Avec le lancement prochain des travaux du quai Issoufali et la réglementation de la circulation sur la zone dite « du Rocher », la situation risque encore de se dégrader, ajoute l’association. L’école dénonce être « volontairement » exclue par la préfecture des dialogues concernant la circulation sur le Rocher. L’association rappelle qu’elle ne demande pas un droit de stationnement permanent, mais « l’autorisation de pouvoir circuler jusqu’à l’entrée de la rue menant à l’école afin de pouvoir continuer à déposer nos enfants comme cela se fait actuellement ».

Selon les familles, la « seule solution proposée par les autorités » consiste à stationner au parking de la barge, déjà saturé dès 6h du matin, et à parcourir ensuite 500 mètres à pied avec les enfants. Une alternative jugée « dangereuse ». « Cette zone sera saturée par les scooters, voitures et poids-lourds attendant la barge, tout cela dans une zone disposant de peu de trottoirs ».

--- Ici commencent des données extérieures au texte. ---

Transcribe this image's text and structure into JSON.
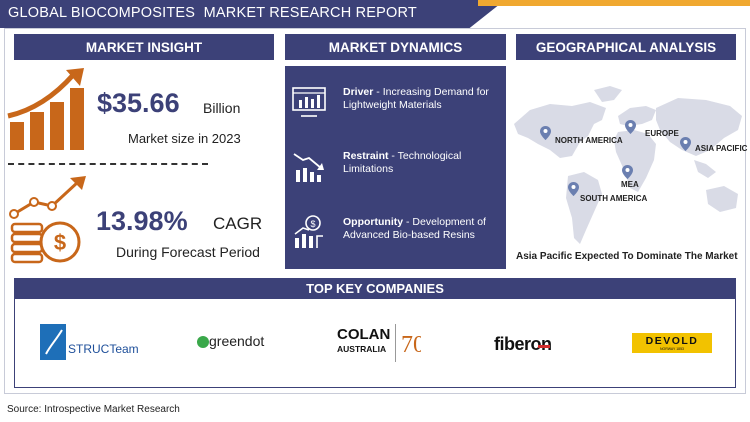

Face à cette impasse, l’association avance plusieurs pistes : la création d’un dépose minute sur la place de l’ancien hôpital ; la reconnaissance du statut de riverain pour l’ensemble des parents membres de l’association ; la modification de l’arrêté municipal afin d’autoriser la circulation et le stationnement rue de l’Église à des horaires précis (6 h 40 – 7 h 20 et 11 h 40 – 12 h 20, du lundi au vendredi).

Pour l’association et les famillles, il est crucial de trouver un accord rapidement, afin de garantir la pérennité de l’école et la sécurité de l’enseignement dispensé aux enfants.